Heading west to Idaho, Eye on Boise writes on Monday that the state may be experiencing ‘Otter fatigue’ as the GOP Governor, Butch Otter seeks a third term. They write that while polls still show Otter with a large lead against his Democratic challenger, A.J. Balukoff, many reject Otter’s education reforms, and if they turn against the Governor, his opponent could still win.
On Sunday, Blog for Arizona writes that whoever succeeds the current Republican Governor of the state, Jan Brewer, must repair its reputation, and avoid the future embarrassments that may damage its potential for economic growth.
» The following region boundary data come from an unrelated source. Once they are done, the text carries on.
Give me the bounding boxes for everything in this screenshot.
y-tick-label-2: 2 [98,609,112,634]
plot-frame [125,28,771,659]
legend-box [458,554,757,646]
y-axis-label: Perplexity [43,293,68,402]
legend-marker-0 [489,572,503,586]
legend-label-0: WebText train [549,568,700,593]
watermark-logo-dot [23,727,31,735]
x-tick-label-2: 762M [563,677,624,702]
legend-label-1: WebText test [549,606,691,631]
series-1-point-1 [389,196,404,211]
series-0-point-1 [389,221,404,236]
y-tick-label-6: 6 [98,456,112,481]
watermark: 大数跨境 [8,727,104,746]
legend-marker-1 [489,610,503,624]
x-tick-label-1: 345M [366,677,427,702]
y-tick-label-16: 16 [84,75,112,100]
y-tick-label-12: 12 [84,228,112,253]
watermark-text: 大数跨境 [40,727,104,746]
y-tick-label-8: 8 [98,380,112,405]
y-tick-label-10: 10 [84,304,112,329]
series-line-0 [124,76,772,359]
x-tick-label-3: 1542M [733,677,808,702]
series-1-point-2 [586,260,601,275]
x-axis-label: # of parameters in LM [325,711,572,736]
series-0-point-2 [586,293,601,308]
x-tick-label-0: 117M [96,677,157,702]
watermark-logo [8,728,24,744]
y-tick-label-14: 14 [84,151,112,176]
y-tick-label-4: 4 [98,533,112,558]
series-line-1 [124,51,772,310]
They take a look at the current field of gubernatorial candidates, and find that while Republican Doug Ducey, is likely to defend the state’s same sex marriage ban, while Democrat Fred DuVal, is supportive of marriage equality.
This summer saw an initiative from billionaire Tim Draper to divide California into six new states. Outside the Beltway reports that Draper’s $5.2 million ballot initiative has been unsuccessful, after election officials determined that he had not provided enough valid voter signatures to qualify. Staying in the Golden State, Hit & Run writes that vaccination rates in affluent Los Angeles schools are akin to those in South Sudan, after many parents have decided not to vaccinate their children. They say that this low vaccination rate is leading to rates of whooping cough and measles among children not seen for decades. Finally, National Review’s The Agenda writes that while many cities have fought against new ride-sharing companies such as Uber and Lyft, Los Angeles is moving to deregulate its taxi market.
Note: This article gives the views of the author, and not the position of USApp– American Politics and Policy, nor of the London School of Economics.